Le vendredi 13 mars 2020, j’étais en discussion avec le grand boss du Journal, Dany Doucet et le chef du Bureau d’enquête Jean-Louis Fortin. Mes deux pieds reposaient sur mon bureau, une vilaine habitude qui me donne l’air d’un gars au-dessus de ses affaires.   

Pourtant dans ma tête, les idées se bousculaient, une bagarre générale d’idées même. C’était 20 heures après le premier point de presse de François Legault. « Aujourd'hui, tout le Québec doit se mettre en mode d'urgence » avait dit le premier ministre.  

Il était environ 9h20. Nous étions les trois seuls arrivés au bureau, je crois. La salle des nouvelles attendait ses premiers employés.  

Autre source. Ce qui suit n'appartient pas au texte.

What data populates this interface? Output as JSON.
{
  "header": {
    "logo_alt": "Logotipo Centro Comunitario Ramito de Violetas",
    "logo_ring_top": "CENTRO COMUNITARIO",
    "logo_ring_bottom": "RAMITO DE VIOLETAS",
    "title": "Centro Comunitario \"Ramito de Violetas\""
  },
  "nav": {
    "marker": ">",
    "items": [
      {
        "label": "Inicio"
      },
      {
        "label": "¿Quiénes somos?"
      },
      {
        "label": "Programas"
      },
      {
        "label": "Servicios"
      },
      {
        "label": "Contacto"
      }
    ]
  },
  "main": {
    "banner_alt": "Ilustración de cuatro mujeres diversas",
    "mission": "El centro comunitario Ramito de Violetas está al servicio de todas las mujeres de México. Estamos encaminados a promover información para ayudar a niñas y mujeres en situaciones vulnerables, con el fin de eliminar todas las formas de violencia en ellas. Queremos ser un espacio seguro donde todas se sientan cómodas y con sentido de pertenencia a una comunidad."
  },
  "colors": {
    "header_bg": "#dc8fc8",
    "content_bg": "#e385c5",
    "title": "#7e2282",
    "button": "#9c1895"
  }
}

À force de les côtoyer, j’ai toujours trouvé que les gens qui travaillent dans les journaux étaient plus cérébraux que la moyenne des journalistes. Ils pensent beaucoup. C’est une qualité.  

PAS LA GUERRE, MAIS PAS LOIN  

Ce matin là, à 9h20, ils étaient moins cérébraux qu’à l’habitude... dans ma tête en tout cas. À bien y penser, ils étaient stressés et fébriles. Moi aussi.  

C’est tout le temps le même manège quand je sens qu’une énorme nouvelle s’en vient, mon cœur bat plus vite, je ne vois plus clair. Un sentiment d’hyperconscience.  

Je pense qu’à ce moment précis, on s’est parlés comme des soldats qui s’en allaient à la guerre. Ok, pas la guerre, mais pas loin. Notre conversation avait quelque chose de solennel. Un appel à sauter dans le vide et à faire ce que nous faisons de mieux. Bien des gens ont sûrement reçu le même appel au front.  

Le boss du Journal, dit : « Tsé, peut-être qu’à partir de demain, ça va être différent. Ça va peut-être différent pour toujours... »  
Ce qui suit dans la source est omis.